The use of multiple tracers combining both inert and reactive tracers is potentially a powerful tool to reduce the ambiguities caused by using only inert tracers (Tomich et al., 1973, Field and Pinsky, 2000, Geyer et al., 2007). The purpose of this study was to identify several reactive ester tracers and test their usefulness for determining the quantity of residually trapped CO₂ in geological formations under a wide range of conditions. The reactive ester tracers will have a higher partition coefficient into CO₂ compared to water and are referred to in this paper as CO₂ partitioning tracers. The corresponding hydrolysis products of the esters will, compared to the parent esters, be partitioned into the water more and are referred to in this paper as water partitioning tracers.

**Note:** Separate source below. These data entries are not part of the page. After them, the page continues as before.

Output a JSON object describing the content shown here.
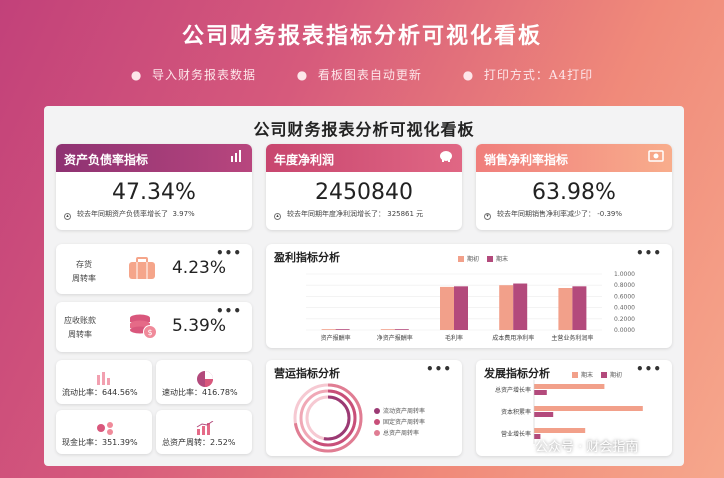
{
  "banner": {
    "title": "公司财务报表指标分析可视化看板",
    "bullets": [
      "导入财务报表数据",
      "看板图表自动更新",
      "打印方式：A4打印"
    ]
  },
  "board": {
    "title": "公司财务报表分析可视化看板"
  },
  "kpis": [
    {
      "title": "资产负债率指标",
      "value": "47.34%",
      "note": "较去年同期资产负债率增长了",
      "note_value": "3.97%",
      "icon": "bar-chart-icon",
      "color": "#9b3a74"
    },
    {
      "title": "年度净利润",
      "value": "2450840",
      "note": "较去年同期年度净利润增长了：",
      "note_value": "325861 元",
      "icon": "piggy-bank-icon",
      "color": "#d9577c"
    },
    {
      "title": "销售净利率指标",
      "value": "63.98%",
      "note": "较去年同期销售净利率减少了：",
      "note_value": "-0.39%",
      "icon": "money-icon",
      "color": "#f2907e"
    }
  ],
  "turnover": [
    {
      "label": "存货",
      "label2": "周转率",
      "value": "4.23%",
      "icon": "briefcase-icon"
    },
    {
      "label": "应收账款",
      "label2": "周转率",
      "value": "5.39%",
      "icon": "coins-icon"
    }
  ],
  "ratios": [
    {
      "label": "流动比率：",
      "value": "644.56%",
      "icon": "bars-icon"
    },
    {
      "label": "速动比率：",
      "value": "416.78%",
      "icon": "pie-icon"
    },
    {
      "label": "现金比率：",
      "value": "351.39%",
      "icon": "dots-icon"
    },
    {
      "label": "总资产周转：",
      "value": "2.52%",
      "icon": "trend-icon"
    }
  ],
  "profit_chart": {
    "title": "盈利指标分析",
    "legend": [
      "期初",
      "期末"
    ],
    "colors": [
      "#f2a08a",
      "#b34a7c"
    ]
  },
  "ops_chart": {
    "title": "营运指标分析",
    "legend": [
      "流动资产周转率",
      "固定资产周转率",
      "总资产周转率"
    ]
  },
  "dev_chart": {
    "title": "发展指标分析",
    "legend": [
      "期末",
      "期初"
    ]
  },
  "chart_data": [
    {
      "type": "bar",
      "title": "盈利指标分析",
      "categories": [
        "资产报酬率",
        "净资产报酬率",
        "毛利率",
        "成本费用净利率",
        "主营业务利润率"
      ],
      "series": [
        {
          "name": "期初",
          "values": [
            0.01,
            0.01,
            0.77,
            0.8,
            0.75
          ]
        },
        {
          "name": "期末",
          "values": [
            0.01,
            0.01,
            0.78,
            0.83,
            0.78
          ]
        }
      ],
      "yticks": [
        "1.0000",
        "0.8000",
        "0.6000",
        "0.4000",
        "0.2000",
        "0.0000"
      ],
      "ylim": [
        0,
        1
      ]
    },
    {
      "type": "bar",
      "title": "发展指标分析",
      "categories": [
        "总资产增长率",
        "资本积累率",
        "营业增长率"
      ],
      "series": [
        {
          "name": "期末",
          "values": [
            0.55,
            0.85,
            0.4
          ]
        },
        {
          "name": "期初",
          "values": [
            0.1,
            0.15,
            0.05
          ]
        }
      ]
    }
  ],
  "watermark": "公众号 · 财会指南"
}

The laboratory characterisation of selected tracers was undertaken at pressure and temperature regimes appropriate for injection into the target reservoir at the CO2CRC field site. The critical parameters set for assessing the suitability of individual esters as tracers in field trials are as follows:

• Environmental safety.

• High solubility in water.

• Detectability of tracers at low concentrations using GCMS.

• Suitable hydrolysis kinetics.

• Differential partitioning of parent and daughter products between supercritical CO₂ and water.

• Minimal effects on the surface properties of the rock matrix.

Once a suite of suitable chemicals had been identified an experimental program to determine their supercritical CO₂/water partition coefficients was set-up. This required the design and commissioning of a high-pressure cylinder which allowed for the sampling of fluids at reservoir conditions. The selection criteria for the proposed tracers will be addressed in detail in the Discussion section of this manuscript.